D-Fuse Launches Pattern and Noise Multimedia Exhibition

Many remember D-Fuse as an enthusiastic DJ with a percussive flare in the 90’s, but Mike Faulkner reinvented himself as a multimedia artist who evolved the D-Fuse brand name into a London-based artist collective that work across a range of media.
d-fuse-pattern-noise exhibition
The collective’s output encompasses installations, film, experimental documentary, photography, live cinema performances and architectural projects. Beginning in graphic and web design and VJing, D-Fuse’s work has transformed to address social and environmental themes. In addition to working with Steve Reich, Beck, Hauschka, Scanner and Swayzak, much of D-Fuse’s output since 2004 includes sound and music by audio director Matthias Kispert. Their work has been shown internationally, including SFMOMA, WRO Festival [Wroclaw], Prix Ars Electronica [Linz], Sonar [Barcelona], onedotzero Festivals, Eyebeam and TriBeCa Film Festival [NYC], MU and STRP Festival [Eindhoven], Lisbon and Valencia Bienniale, Moscow Architectural Biennale, and many others.
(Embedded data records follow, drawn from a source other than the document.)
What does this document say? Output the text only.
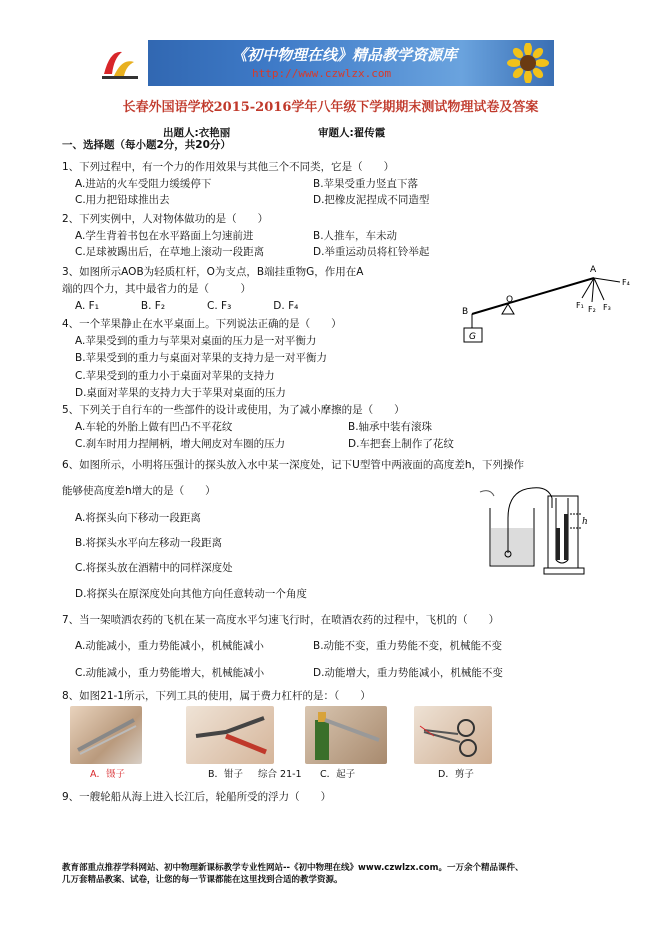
《初中物理在线》精品教学资源库
http://www.czwlzx.com
长春外国语学校2015-2016学年八年级下学期期末测试物理试卷及答案
出题人:衣艳丽	审题人:翟传霞
一、选择题（每小题2分，共20分）
1、下列过程中，有一个力的作用效果与其他三个不同类，它是（　　）
A.进站的火车受阻力缓缓停下	B.苹果受重力竖直下落
C.用力把铅球推出去	D.把橡皮泥捏成不同造型
2、下列实例中，人对物体做功的是（　　）
A.学生背着书包在水平路面上匀速前进	B.人推车，车未动
C.足球被踢出后，在草地上滚动一段距离	D.举重运动员将杠铃举起
3、如图所示AOB为轻质杠杆，O为支点，B端挂重物G，作用在A
端的四个力，其中最省力的是（　　　）
A. F₁　　　　B. F₂　　　　C. F₃　　　　D. F₄
A
O
B
G
F₄
F₁ F₂ F₃
4、一个苹果静止在水平桌面上。下列说法正确的是（　　）
A.苹果受到的重力与苹果对桌面的压力是一对平衡力
B.苹果受到的重力与桌面对苹果的支持力是一对平衡力
C.苹果受到的重力小于桌面对苹果的支持力
D.桌面对苹果的支持力大于苹果对桌面的压力
5、下列关于自行车的一些部件的设计或使用，为了减小摩擦的是（　　）
A.车轮的外胎上做有凹凸不平花纹	B.轴承中装有滚珠
C.刹车时用力捏闸柄，增大闸皮对车圈的压力	D.车把套上制作了花纹
6、如图所示，小明将压强计的探头放入水中某一深度处，记下U型管中两液面的高度差h，下列操作
能够使高度差h增大的是（　　）
A.将探头向下移动一段距离
B.将探头水平向左移动一段距离
C.将探头放在酒精中的同样深度处
D.将探头在原深度处向其他方向任意转动一个角度
h
7、当一架喷洒农药的飞机在某一高度水平匀速飞行时，在喷酒农药的过程中，飞机的（　　）
A.动能减小，重力势能减小，机械能减小	B.动能不变，重力势能不变，机械能不变
C.动能减小，重力势能增大，机械能减小	D.动能增大，重力势能减小，机械能不变
8、如图21-1所示，下列工具的使用，属于费力杠杆的是：（　　）
A．镊子	B．钳子 综合 21-1 C．起子	D．剪子
9、一艘轮船从海上进入长江后，轮船所受的浮力（　　）
教育部重点推荐学科网站、初中物理新课标教学专业性网站--《初中物理在线》www.czwlzx.com。一万余个精品课件、
几万套精品教案、试卷，让您的每一节课都能在这里找到合适的教学资源。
D-Fuse has announced that he’s taking his show on the road with two exhibitions, dubbed Pattern and Noise, in the United States. The first one kicks off tonight in Pittsburgh, Pennsylvania at Pierce Studios, with a run at Wood Street Galleries through September 6th.

Pattern and Noise is D-Fuse ’s first solo exhibition in the US. Across the two floors of Wood Street Galleries they will explore the different themes central to their work: Small Global, on the 3rd floor, focuses on data visualisation in relation to environmental issues and global interdependency, while Tektón, on the 3rd floor, references their roots in audio-visual culture, exploring the spatio-temporal qualities of light and motion.
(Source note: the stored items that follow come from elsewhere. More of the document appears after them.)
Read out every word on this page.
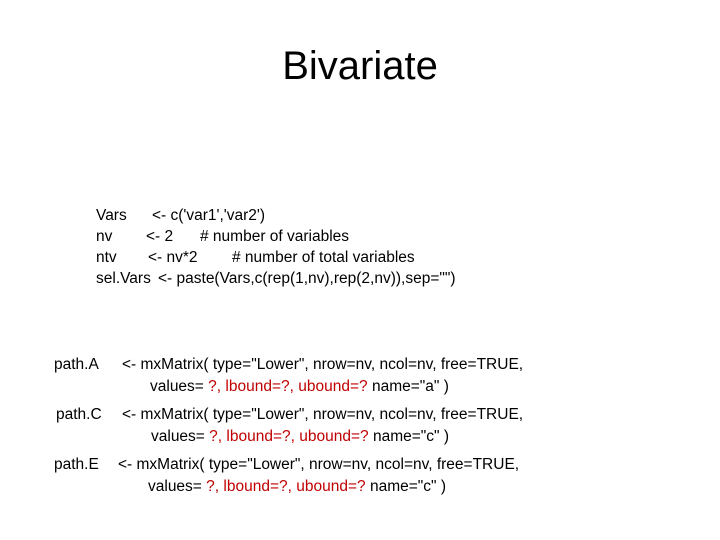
Bivariate
Vars <- c('var1','var2')
nv <- 2 # number of variables
ntv <- nv*2 # number of total variables
sel.Vars <- paste(Vars,c(rep(1,nv),rep(2,nv)),sep="")
path.A <- mxMatrix( type="Lower", nrow=nv, ncol=nv, free=TRUE,
values= ?, lbound=?, ubound=? name="a" )
path.C <- mxMatrix( type="Lower", nrow=nv, ncol=nv, free=TRUE,
values= ?, lbound=?, ubound=? name="c" )
path.E <- mxMatrix( type="Lower", nrow=nv, ncol=nv, free=TRUE,
values= ?, lbound=?, ubound=? name="c" )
Small Global is an immersive interactive installation that combines data visualisations, graphics, animation, filmed footage and surround sound to address issues of global interdependence, consumption and environmental degradation. With two modules, Deforestation and Coltan, produced at Eyebeam [NYC] in 2005, the recent Extreme Energy module takes a look at the increasingly desperate measures taken to extract more fossil fuels out of the earth’s crust. Multiple transparent screens arranged in a cube are catching the light of projections on several layers, with the images echoing on walls, ceiling and floor of the space. Members of the audience can walk around and inside the cube, their bodies becoming part of the projection surfaces. Interaction sensors allow visitors to reveal visual information with their presence.

Tektón is an ongoing collaboration between D-Fuse and Labmeta exploring the materiality and temporality of light in motion. Multi-layered light emitting objects are organised into kinetic structures that are governed by algorithmic systems. As the mechanics of the devices are rendered invisible we witness trace elements. The fragile binaries of disorder and pattern, light and dark, harmony and disarray, human and machine become delicatly balanced as they are stabilised in motion and ghost like images hang in the air.

Beginning as a series of audiovisual shorts with musicians including Hauschka, Lusine, and Swayzak, the project has generated a series of experimental shorts and an audiovisual performances. The exhibition in Wood Street however moves this concept forward into the art gallery space with the construction of a large scale kinetic machine, the virtual machines from early exploration have become a physical, kinetic sculpture.

To celebrate the opening of the Pattern and Noise exhibition, on July 10th there will be two live A/V live shows – D-Fuse will present Latitude and will be joined by Labmeta for a performance of Tektón – at Pierce Studios as part of the Gallery Crawl, a free quarterly art showcase in the heart of Pittsburgh’s Cultural District.